I'm sure that point will come after all the DR and Grievance routes have been exhausted, unless a deal is found before that which is acceptable.
People don't want to be like this, it sucks to be constantly stressed out not knowing what tomorrow is going to bring that changes signed agreements of yesterday. It does, however, seem that we're hosed either way. Don't cooperate and you get hosed (GK letter after SIA 1 was turned down). Cooperate and you get hosed (717 deal after all the promises both verbally and in writing in SIA 2).
Based on that, there doesn't seem to be any reason NOT to file these disputes to try to get back some of what we negotiated and which was agreed to that has been taken away.
As I said before, I don't think you guys would be reacting any differently if the shoe were on the other foot.

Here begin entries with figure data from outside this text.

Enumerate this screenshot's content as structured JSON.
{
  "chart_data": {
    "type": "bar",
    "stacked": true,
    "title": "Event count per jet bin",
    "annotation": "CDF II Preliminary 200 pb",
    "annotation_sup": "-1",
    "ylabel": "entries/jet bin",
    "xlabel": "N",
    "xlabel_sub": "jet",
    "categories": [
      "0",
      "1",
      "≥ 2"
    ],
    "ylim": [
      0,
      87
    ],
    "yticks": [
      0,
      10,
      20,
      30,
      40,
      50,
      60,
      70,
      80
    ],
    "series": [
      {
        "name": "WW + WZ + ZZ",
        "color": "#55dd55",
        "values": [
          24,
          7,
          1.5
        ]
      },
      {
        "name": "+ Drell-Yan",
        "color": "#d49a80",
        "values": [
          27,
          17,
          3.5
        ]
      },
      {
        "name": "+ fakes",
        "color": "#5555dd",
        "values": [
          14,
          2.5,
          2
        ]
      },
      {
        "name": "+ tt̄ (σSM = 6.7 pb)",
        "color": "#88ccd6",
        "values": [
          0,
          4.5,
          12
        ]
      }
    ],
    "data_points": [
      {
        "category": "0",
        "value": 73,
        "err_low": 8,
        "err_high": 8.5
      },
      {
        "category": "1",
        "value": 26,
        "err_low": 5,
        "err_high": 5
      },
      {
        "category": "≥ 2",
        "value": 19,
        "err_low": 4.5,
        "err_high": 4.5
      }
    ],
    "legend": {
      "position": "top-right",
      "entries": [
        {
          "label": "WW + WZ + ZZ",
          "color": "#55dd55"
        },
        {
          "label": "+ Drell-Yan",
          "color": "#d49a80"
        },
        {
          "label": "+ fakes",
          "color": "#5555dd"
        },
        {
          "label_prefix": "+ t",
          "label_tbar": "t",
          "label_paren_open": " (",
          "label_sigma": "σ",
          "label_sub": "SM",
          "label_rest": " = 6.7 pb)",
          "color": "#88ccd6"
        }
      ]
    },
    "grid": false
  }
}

In fact, Steve Chase's actions only go to prove that you WOULD. Hence the firm enforcement of the 1/1/15 date when management makes hints that they might not make the date, so you can be sure to capture all the CA seats. SC's email was very clear that you would use every avenue to enforce the 1/1/15 date for that very reason, regardless of what the company wanted.
We're simply doing the same thing. Using every avenue to enforce the deal we negotiated. At this point there's no compelling reason NOT to. As long as the planes get flown and the company makes money, the no-furlough clause remains in place, people keep transitioning, and we all keep moving down the road to becoming one, big, happy family.
The Great Pumpkin is coming! GOOOO Cowboys!

(in other words, enjoy your life, it goes by awfully fast, and stressing about this won't make it all be done any easier or faster).